Australopithecus afarensis was an upright walking species, but for over four decades scientists have debated about just how much time they spent in the trees, making it one of the most debated issues in human evolution. The findings were published in the October 26 issue of the journal Science, jointly by Doctor David J. Green, an assistant professor of Anatomy at Midwestern University in Downers, Illinois, USA, and Doctor Zeresenay Alemseged of the California Academy of Sciences, based in San Francisco.
The report further detailed the extensive analysis the scientists it did on these rare bones, showing that this species spent part of its daily life climbing trees, in addition to walking on two feet when on the ground.
The report also said that the findings move scientists closer to answering the question of when our ancestors altogether abandoned the climbing of trees. The study suggests this behavior was abandoned much later than was previously thought.
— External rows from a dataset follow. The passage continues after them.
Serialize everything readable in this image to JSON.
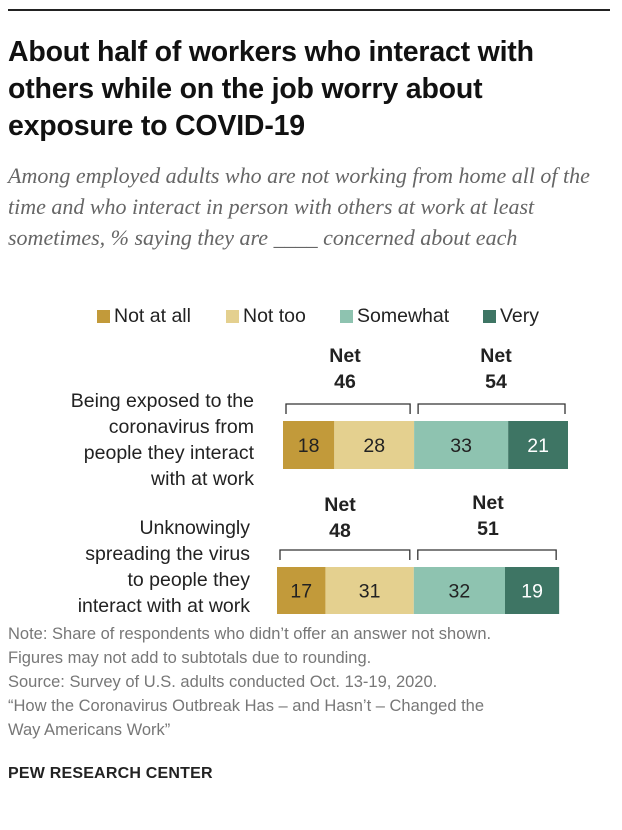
{
  "title": "About half of workers who interact with others while on the job worry about exposure to COVID-19",
  "subtitle": "Among employed adults who are not working from home all of the time and who interact in person with others at work at least sometimes, % saying they are ____ concerned about each",
  "chart_data": {
    "type": "bar",
    "orientation": "horizontal-stacked-diverging",
    "categories": [
      "Being exposed to the coronavirus from people they interact with at work",
      "Unknowingly spreading the virus to people they interact with at work"
    ],
    "series": [
      {
        "name": "Not at all",
        "color": "#c29a3a",
        "values": [
          18,
          17
        ]
      },
      {
        "name": "Not too",
        "color": "#e4d08f",
        "values": [
          28,
          31
        ]
      },
      {
        "name": "Somewhat",
        "color": "#8ec3b0",
        "values": [
          33,
          32
        ]
      },
      {
        "name": "Very",
        "color": "#3e7564",
        "values": [
          21,
          19
        ]
      }
    ],
    "nets": [
      {
        "label": "Net",
        "not_concerned": 46,
        "concerned": 54
      },
      {
        "label": "Net",
        "not_concerned": 48,
        "concerned": 51
      }
    ],
    "legend_position": "top"
  },
  "row_labels": [
    [
      "Being exposed to the",
      "coronavirus from",
      "people they interact",
      "with at work"
    ],
    [
      "Unknowingly",
      "spreading the virus",
      "to people they",
      "interact with at work"
    ]
  ],
  "notes": [
    "Note: Share of respondents who didn’t offer an answer not shown.",
    "Figures may not add to subtotals due to rounding.",
    "Source: Survey of U.S. adults conducted Oct. 13-19, 2020.",
    "“How the Coronavirus Outbreak Has – and Hasn’t – Changed the",
    "Way Americans Work”"
  ],
  "brand": "PEW RESEARCH CENTER"
}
Dr. Zeresenay, assisted by Kenyan lab technician Christopher Kiarie, spent 11 years carefully extracting the two shoulders blades from the rest of Selam’s skeleton, which were encased in a block of sandstone.
The lesser known Selam, found in Dikika, Ethiopia, is the skeleton of a three-year old girl who lived about 3.3 million years ago. It represents the most complete skeleton of its kind to date.
Green and Alemseged also found that, like living apes, the shoulder anatomy of juvenile and adult representatives of A. afarensis were quite similar.
Green further said human scapulae change shape throughout ontogeny in a significantly different manner than that of closely related apes.
[Ontogeny is the branch of biology concerned with the development of an individual organism or anatomical or behavioral feature from the earliest stage to maturity.]